RESENHA: História do Cerco de Lisboa - José Saramago

      O Cerco de Lisboa foi um fato histórico que aconteceu no século XII, mais precisamente no ano de 1147, e integrou o processo de Reconquista cristã da Península Ibérica. A cidade de Lisboa era então dominada pelos mouros, que contavam com os poderosos muros da cidade para defendê-los dos ataques inimigos. Diante dos muros intransponíveis, portugueses e cruzados, que haviam formado aliança, sitiaram a cidade enquanto experimentavam diferentes estratégias na tentativa de furar o bloqueio muçulmano. Depois de várias semanas, com o auxílio de torres móveis de madeira e outros aparatos de guerra, os cristãos finalmente conseguiram empreender um ataque efetivo e, se aproveitando do enfraquecimento dos mouros que devido ao cerco já sofriam com a fome e a peste, reconquistaram a cidade que viria a se tornar a capital de Portugal mais tarde, em 1255. Agora que temos alguma ideia, mesmo que vaga, do que foi o Cerco de Lisboa, podemos falar sobre o livro.


      Raimundo Silva é um revisor de textos. Ele trabalha para uma editora que tem muita confiança no seu trabalho devido ao longo tempo de serviços prestados e sua eficiência nas revisões. A confiança depositada no revisor é tanta que ao escrever um livro de história sobre o Cerco de Lisboa, o autor do livro dá a Raimundo a liberdade de revisar sua obra e entregar diretamente a editora para a impressão depois de finalizado o processo de revisão, sem necessidade de um novo aval do autor, que seria o procedimento de praxe. Diante de tal liberdade e sem um motivo aparente, Raimundo decide, por conta e risco, incluir no livro uma palavra que não constava no texto original do autor: um simples "não" no início de uma frase afirmativa. Muito mais do que alterar um contexto histórico, esse "não" terá consequências muito maiores na vida do revisor.
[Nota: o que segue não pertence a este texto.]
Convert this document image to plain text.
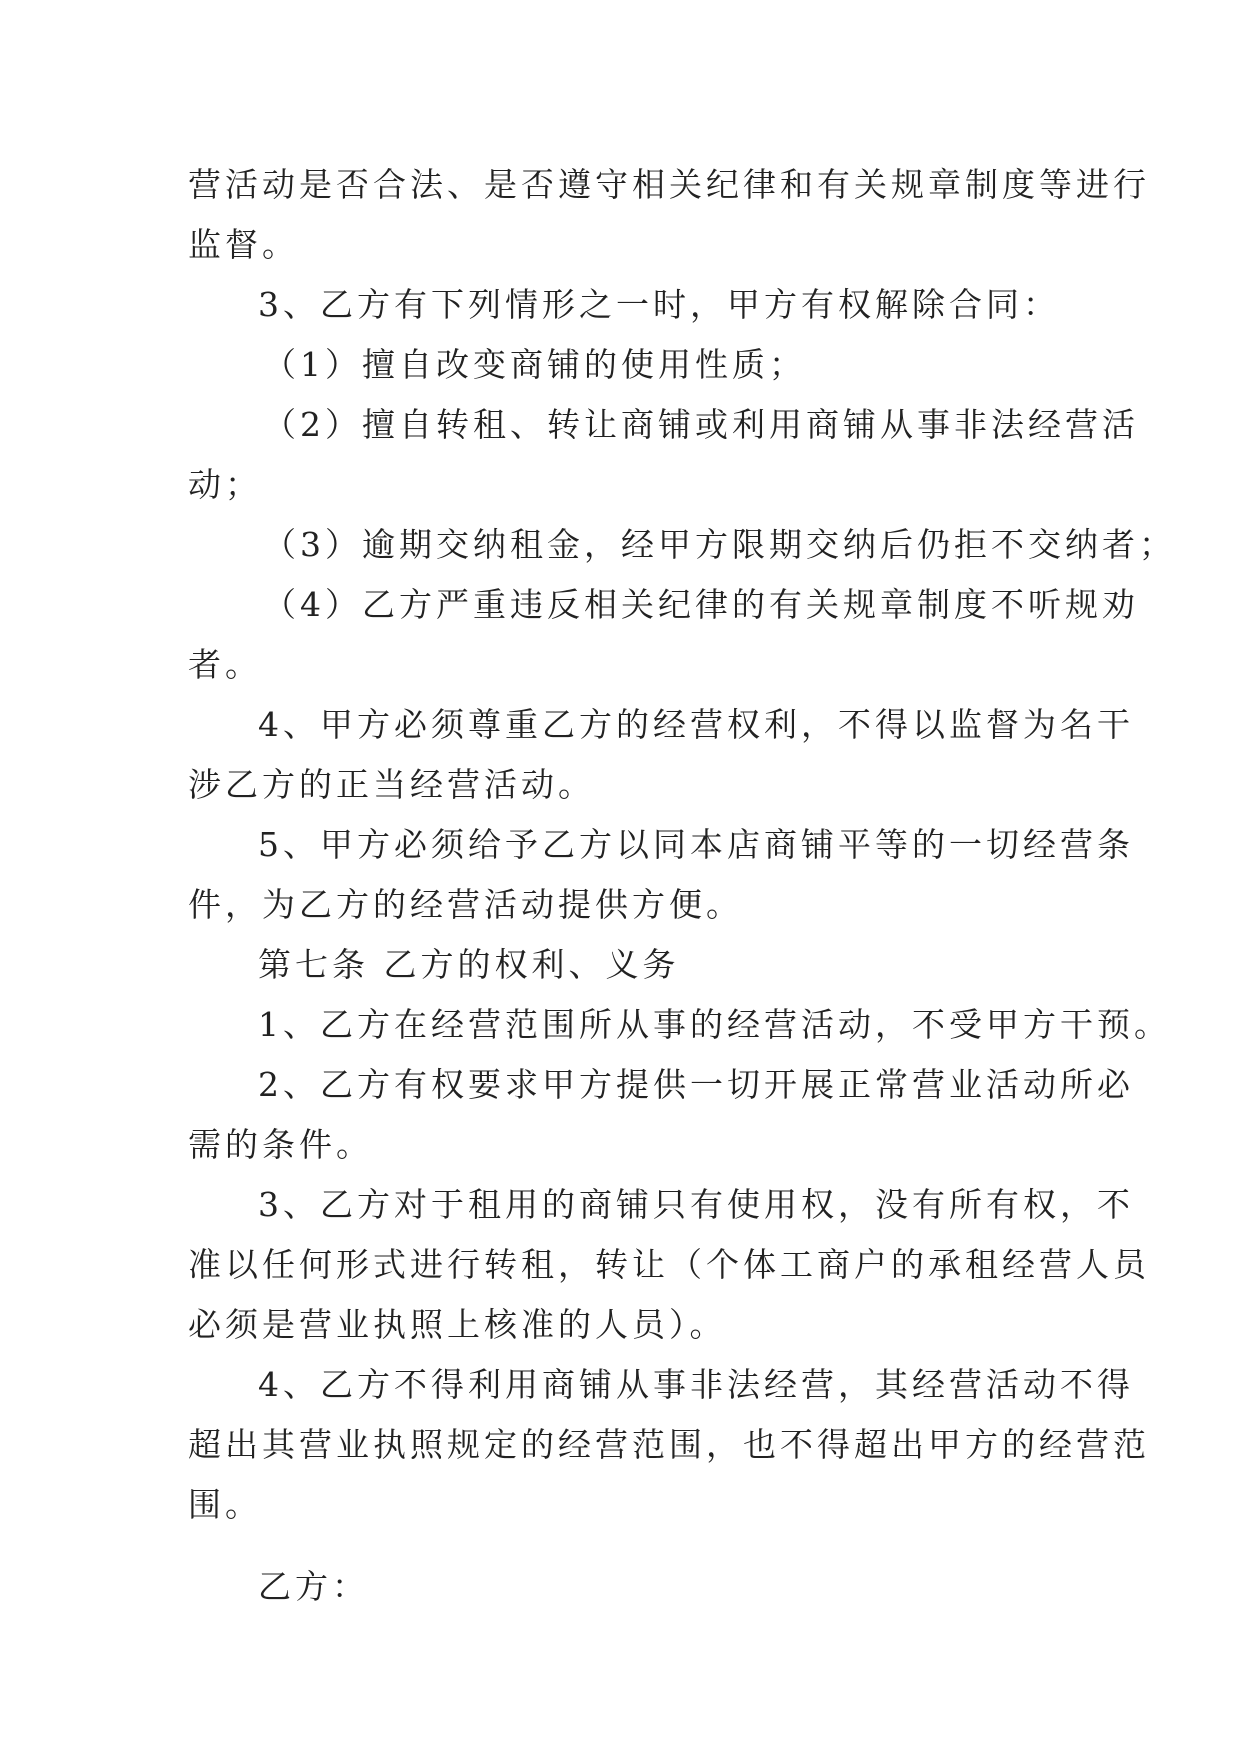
营活动是否合法、是否遵守相关纪律和有关规章制度等进行
监督。
3、乙方有下列情形之一时，甲方有权解除合同：
（1）擅自改变商铺的使用性质；
（2）擅自转租、转让商铺或利用商铺从事非法经营活
动；
（3）逾期交纳租金，经甲方限期交纳后仍拒不交纳者；
（4）乙方严重违反相关纪律的有关规章制度不听规劝
者。
4、甲方必须尊重乙方的经营权利，不得以监督为名干
涉乙方的正当经营活动。
5、甲方必须给予乙方以同本店商铺平等的一切经营条
件，为乙方的经营活动提供方便。
第七条 乙方的权利、义务
1、乙方在经营范围所从事的经营活动，不受甲方干预。
2、乙方有权要求甲方提供一切开展正常营业活动所必
需的条件。
3、乙方对于租用的商铺只有使用权，没有所有权，不
准以任何形式进行转租，转让（个体工商户的承租经营人员
必须是营业执照上核准的人员）。
4、乙方不得利用商铺从事非法经营，其经营活动不得
超出其营业执照规定的经营范围，也不得超出甲方的经营范
围。
乙方：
      Esse é um livro que possui muitas camadas. Ao mesmo tempo em que ele permite ao leitor um vislumbre de como funciona o mercado editorial e qual o papel do autor e do revisor enquanto profissionais, ele também propõe um debate sobre a veracidade daqueles que são tidos como fatos históricos e a forma como eles são relatados. Mais do que isso, Saramago levanta a importância de questionar aquilo que a sociedade muitas vezes aceita como verdade absoluta sem levantar a menor sombra de dúvida. O "não" que Raimundo descaradamente inclui na "História do Cerco de Lisboa" possui muitos sentidos: é um grito de rebeldia contra a editora e todo o setor editorial, é uma bandeira de dúvida e questionamento que ele levanta diante da história e, talvez o mais instigante, é a forma que o revisor encontrou para  romper com a vida ordinária que levava até então. Raimundo era do tipo solitário que levava uma vida regrada e sem graça, comia sempre as mesmas comidas e andava sempre pelos mesmos caminhos. De repente, no auge de seus cinquenta e poucos anos, Raimundo, conformista que só, percebe que nunca é tarde para mudar. Girando em diferentes linhas narrativas, Saramago brinca com a ficção e a história da mesma forma, e com a mesma facilidade, que uma criança maneja seus brinquedos. Em "História do Cerco de Lisboa" o autor português apresenta uma proposta que não vemos todos os dias. Não diria que é um livro complexo, mas apenas diferente. Saramago já proporciona uma experiência única de leitura por si só, digamos que o que temos aqui é isso elevado ao quadrado: uma experiência "estranha" para aqueles que já estão acostumados com a "estranheza" de Saramago.